Terminata la diagnostica e l'inizializzazione dell'hardware, parte la seconda fase del BIOS che consiste nella installazione in memoria di una numerosa serie di procedure Assembly; lo scopo di tali procedure è quello di permettere ai programmi di interfacciarsi a basso livello con l'hardware del computer.
Si tratta di procedure di utilità generale, che diventano indispensabili soprattutto quando si opera in condizioni estreme; un caso del genere si presenta, ad esempio, quando si deve scrivere un cosiddetto bootloader (il programma che carica in memoria il SO).

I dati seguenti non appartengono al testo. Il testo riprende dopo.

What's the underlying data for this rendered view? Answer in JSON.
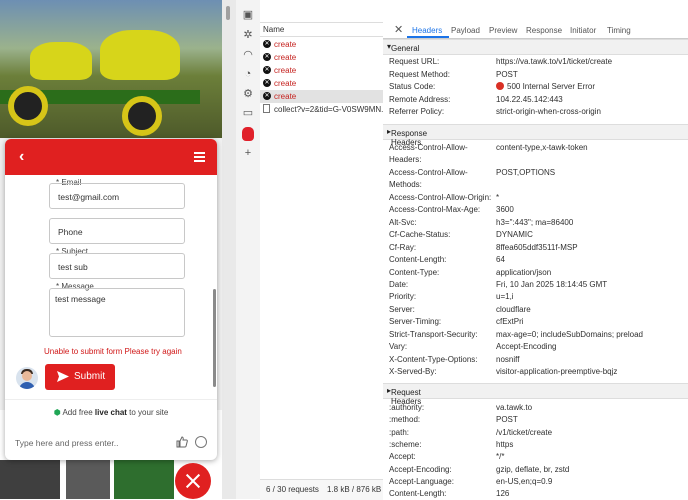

Per capire il procedimento utilizzato dal BIOS per l'installazione di queste procedure, è necessario premettere che, durante il POST, viene anche effettuato il test e l'inizializzazione di un particolare dispositivo chiamato PIC o Programmable Interrupt Controller (controllore programmabile delle interruzioni); come è stato spiegato nella sezione Assembly Base e come vedremo in dettaglio nel prossimo capitolo, il compito del PIC è quello di raccogliere e smistare tutte le richieste che arrivano dalle periferiche che vogliono dialogare con la CPU.
Ciascuna richiesta che arriva da una periferica, viene chiamata Interrupt Request (richiesta di interruzione) o IRQ; al momento opportuno, la CPU interrompe il programma in esecuzione (da cui il nome "interruzione") e soddisfa la richiesta attraverso la chiamata di una apposita procedura che, proprio per questo motivo, viene definita Interrupt Service Routine (procedura di servizio per le interruzioni) o ISR.
La situazione appena descritta si riferisce alle cosiddette interruzioni hardware; si tratta cioè di interruzioni dovute a IRQ provenienti dalle periferiche. Esistono però anche le cosiddette interruzioni software, così chiamate in quanto provocate dai programmi attraverso l'istruzione INT (analizzata nella sezione Assembly Base); anche in questo caso, la CPU soddisfa la richiesta attraverso la chiamata di apposite ISR.
Molte delle ISR, vengono installate proprio dal BIOS prima della fase di boot; altre ISR possono essere in seguito installate dal SO o dai programmi.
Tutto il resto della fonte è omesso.